Die Beziehungen zwischen beiden Staaten sind heute freundschaftlich, es gibt viele Gemeinsamkeiten in weltpolitischen Fragen, der Handel ist beträchtlich, die wirtschaftliche Zusammenarbeit nimmt an Fahrt auf. Doch immer wieder wird spürbar, dass China auf weltpolitischer Bühne in einer anderen Liga spielt und immer die USA im Blick hat. Vom großen Nachbarn Indien wird mehr Verständnis für seine Politik erwartet. Eine sich andeutende engere Kooperation zwischen Indien und den USA auf dem Gebiet der Rüstung und in ausgewählten militärischen Feldern wird mit Misstrauen betrachtet. Auch die in chinesischen Augen sorglose indische Haltung zu dem von den USA angestrebten asiatisch-pazifischen Freihandelsabkommen, das alle Nichtteilnehmer wirtschaftlich schwer treffen würde, bewegt China. Schließlich wünscht sich China eine entgegenkommende indische Haltung zu seinen „Seidenstraßen“-Projekten, von denen auch Indien profitieren könnte. In all diesen Fragen scheinen die Gründe zu liegen, warum China in der Grenzfrage gegenwärtig eine abwartende Haltung einnimmt – es will nicht vorzeitig Druckmittel gegen Indien aus der Hand geben.
Die indische China-Politik befindet sich gegenwärtig in einem Prozess des Suchens. Bemühungen seiner Diplomatie, mit Hilfe Chinas Pakistan zu einer kooperativen Haltung zu bewegen, fruchten bisher nicht. So bleibt im Moment Premierminister Narendra Modi nichts weiter übrig, als über fehlendes Vertrauen zwischen den beiden Staaten zu klagen.
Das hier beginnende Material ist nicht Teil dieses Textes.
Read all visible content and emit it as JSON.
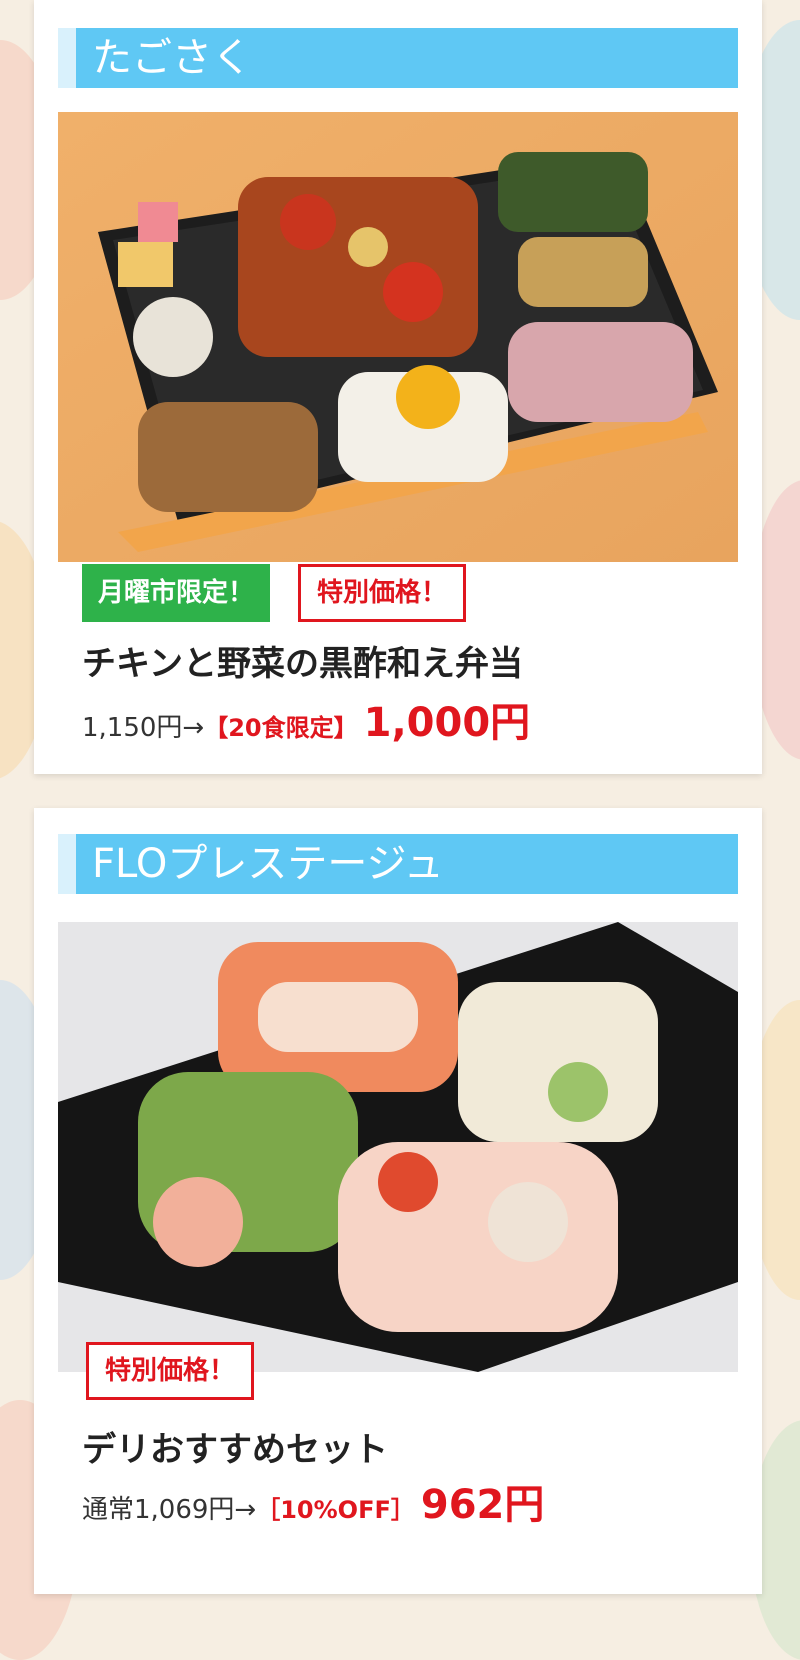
{
  "shops": [
    {
      "name": "たごさく",
      "badges": [
        "月曜市限定！",
        "特別価格！"
      ],
      "product_name": "チキンと野菜の黒酢和え弁当",
      "regular_price": "1,150円→",
      "limit_tag": "【20食限定】",
      "sale_price": "1,000円"
    },
    {
      "name": "FLOプレステージュ",
      "badges": [
        "特別価格！"
      ],
      "product_name": "デリおすすめセット",
      "regular_price": "通常1,069円→",
      "limit_tag": "［10%OFF］",
      "sale_price": "962円"
    }
  ],
  "colors": {
    "header_bg": "#5fc8f4",
    "badge_green": "#2eb24a",
    "accent_red": "#e0161e"
  }
}
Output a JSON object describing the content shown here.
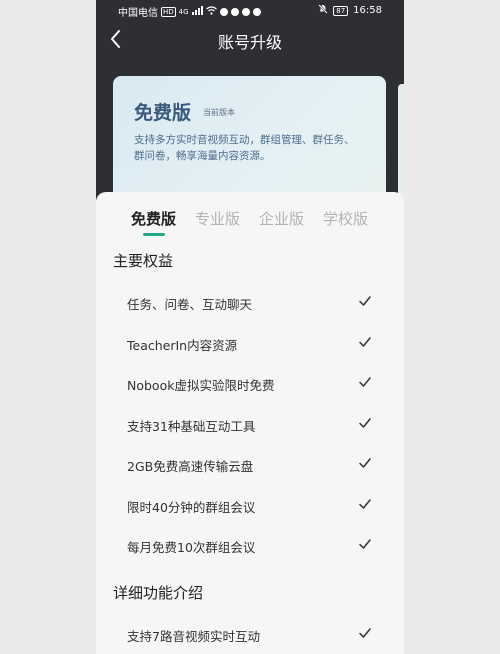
{
  "status_bar": {
    "carrier": "中国电信",
    "hd": "HD",
    "network": "4G",
    "battery": "87",
    "time": "16:58"
  },
  "header": {
    "title": "账号升级"
  },
  "plan_card": {
    "title": "免费版",
    "tag": "当前版本",
    "description": "支持多方实时音视频互动，群组管理、群任务、群问卷，畅享海量内容资源。"
  },
  "tabs": [
    {
      "label": "免费版",
      "active": true
    },
    {
      "label": "专业版",
      "active": false
    },
    {
      "label": "企业版",
      "active": false
    },
    {
      "label": "学校版",
      "active": false
    }
  ],
  "main_benefits": {
    "title": "主要权益",
    "items": [
      {
        "label": "任务、问卷、互动聊天",
        "included": true
      },
      {
        "label": "TeacherIn内容资源",
        "included": true
      },
      {
        "label": "Nobook虚拟实验限时免费",
        "included": true
      },
      {
        "label": "支持31种基础互动工具",
        "included": true
      },
      {
        "label": "2GB免费高速传输云盘",
        "included": true
      },
      {
        "label": "限时40分钟的群组会议",
        "included": true
      },
      {
        "label": "每月免费10次群组会议",
        "included": true
      }
    ]
  },
  "detail_features": {
    "title": "详细功能介绍",
    "items": [
      {
        "label": "支持7路音视频实时互动",
        "included": true
      }
    ]
  },
  "icons": {
    "back": "chevron-left-icon",
    "check": "check-icon"
  },
  "colors": {
    "header_bg": "#2e2f33",
    "accent": "#1fa889",
    "card_title": "#3a5a7c"
  }
}
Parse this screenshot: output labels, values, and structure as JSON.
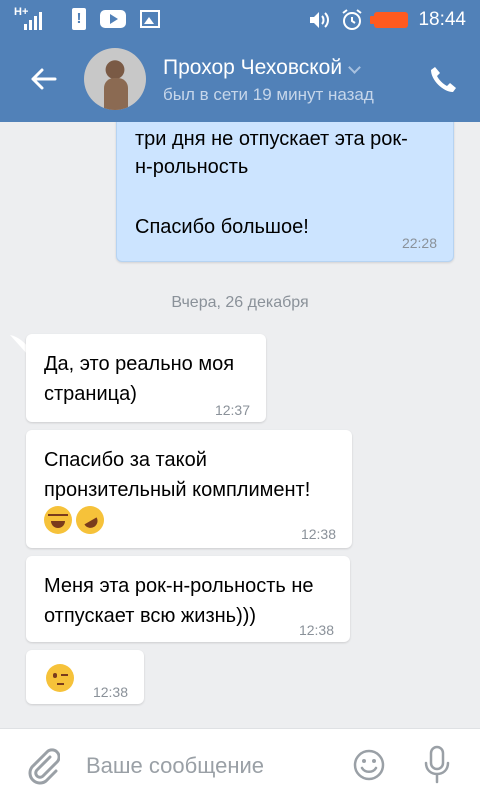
{
  "status_bar": {
    "time": "18:44",
    "signal_label": "H+",
    "icons": [
      "signal-icon",
      "alert-icon",
      "youtube-icon",
      "image-icon",
      "volume-icon",
      "alarm-icon",
      "battery-icon"
    ],
    "battery_color": "#ff5a1f"
  },
  "header": {
    "contact_name": "Прохор Чеховской",
    "last_seen": "был в сети 19 минут назад",
    "background_color": "#5181b8"
  },
  "messages": [
    {
      "direction": "outgoing",
      "lines": [
        "три дня не отпускает эта рок-",
        "н-рольность",
        "",
        "Спасибо большое!"
      ],
      "time": "22:28"
    },
    {
      "direction": "incoming",
      "lines": [
        "Да, это реально моя",
        "страница)"
      ],
      "time": "12:37"
    },
    {
      "direction": "incoming",
      "lines": [
        "Спасибо за такой",
        "пронзительный комплимент!"
      ],
      "emojis": [
        "face-with-tears-of-joy",
        "rolling-on-floor-laughing"
      ],
      "time": "12:38"
    },
    {
      "direction": "incoming",
      "lines": [
        "Меня эта рок-н-рольность не",
        "отпускает всю жизнь)))"
      ],
      "time": "12:38"
    },
    {
      "direction": "incoming",
      "emojis": [
        "winking-face"
      ],
      "time": "12:38"
    }
  ],
  "date_separator": "Вчера, 26 декабря",
  "composer": {
    "placeholder": "Ваше сообщение"
  }
}
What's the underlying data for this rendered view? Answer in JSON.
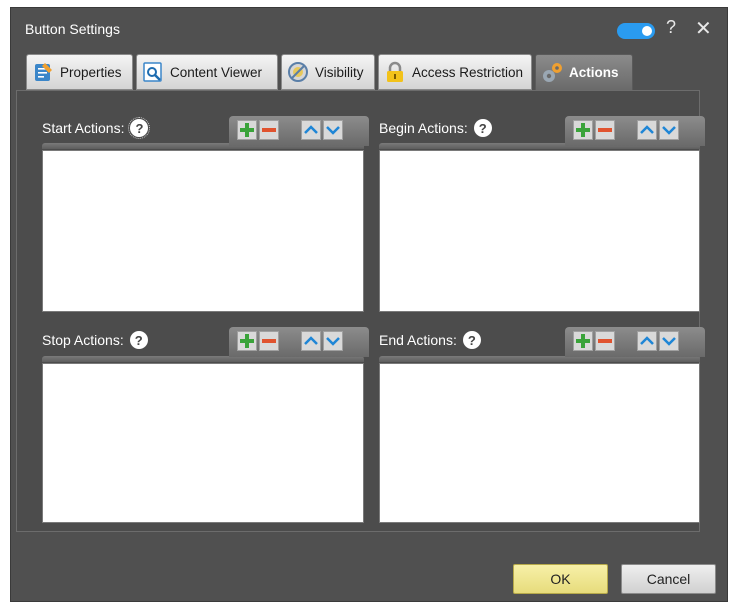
{
  "window": {
    "title": "Button Settings",
    "help_glyph": "?",
    "close_glyph": "✕"
  },
  "tabs": [
    {
      "label": "Properties",
      "icon": "properties-icon"
    },
    {
      "label": "Content Viewer",
      "icon": "content-viewer-icon"
    },
    {
      "label": "Visibility",
      "icon": "visibility-icon"
    },
    {
      "label": "Access Restriction",
      "icon": "lock-icon"
    },
    {
      "label": "Actions",
      "icon": "gears-icon",
      "active": true
    }
  ],
  "groups": [
    {
      "label": "Start Actions:",
      "help": "?"
    },
    {
      "label": "Begin Actions:",
      "help": "?"
    },
    {
      "label": "Stop Actions:",
      "help": "?"
    },
    {
      "label": "End Actions:",
      "help": "?"
    }
  ],
  "buttons": {
    "ok": "OK",
    "cancel": "Cancel"
  },
  "colors": {
    "accent_toggle": "#2a9bf0",
    "add_green": "#3aa33a",
    "remove_red": "#e0532f",
    "arrow_blue": "#1f86d6",
    "ok_yellow": "#eee392"
  }
}
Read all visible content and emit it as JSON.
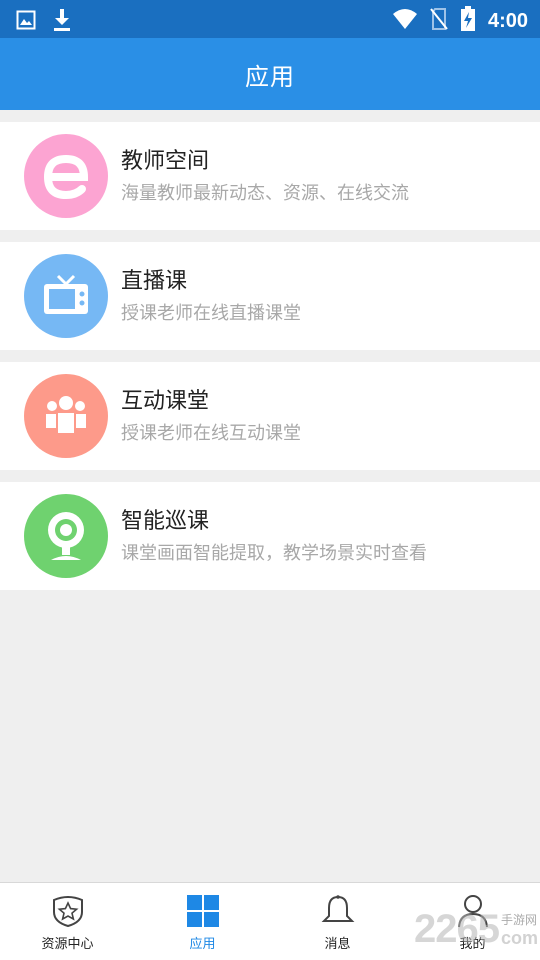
{
  "status_bar": {
    "time": "4:00",
    "icons": [
      "image-icon",
      "download-icon",
      "wifi-icon",
      "no-sim-icon",
      "battery-charging-icon"
    ]
  },
  "header": {
    "title": "应用"
  },
  "apps": [
    {
      "name": "教师空间",
      "desc": "海量教师最新动态、资源、在线交流",
      "icon": "letter-e-icon",
      "color": "#fca4d2"
    },
    {
      "name": "直播课",
      "desc": "授课老师在线直播课堂",
      "icon": "tv-icon",
      "color": "#76b8f4"
    },
    {
      "name": "互动课堂",
      "desc": "授课老师在线互动课堂",
      "icon": "group-icon",
      "color": "#fd9a8a"
    },
    {
      "name": "智能巡课",
      "desc": "课堂画面智能提取，教学场景实时查看",
      "icon": "webcam-icon",
      "color": "#6fd26f"
    }
  ],
  "bottom_nav": [
    {
      "label": "资源中心",
      "icon": "shield-star-icon",
      "active": false
    },
    {
      "label": "应用",
      "icon": "grid-icon",
      "active": true
    },
    {
      "label": "消息",
      "icon": "bell-icon",
      "active": false
    },
    {
      "label": "我的",
      "icon": "person-icon",
      "active": false
    }
  ],
  "watermark": {
    "number": "2265",
    "cn": "手游网",
    "domain": "com"
  },
  "colors": {
    "status_bar": "#1a6fc0",
    "header": "#2a8fe6",
    "active_tab": "#1e88e5"
  }
}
Doch gleichzeitig baut Indien Einreisehemmnisse für chinesische Bürger ab und in einer wohl einmaligen Geste entschuldigte sich der indische Innenminister (der als harter Nationalist gilt) für die Internierungen und andere Zwangsmaßnahmen gegenüber der chinesischen Minderheit während der kriegerischen Auseinandersetzungen 1962.
Auch wenn es auf manchen Gebieten nicht vorwärts geht, mehren sich doch die Hoffnungszeichen, dass im Schatten der Achttausender Konfrontationen abgebaut und eine Hinwendung zu einem Miteinander vor sich geht.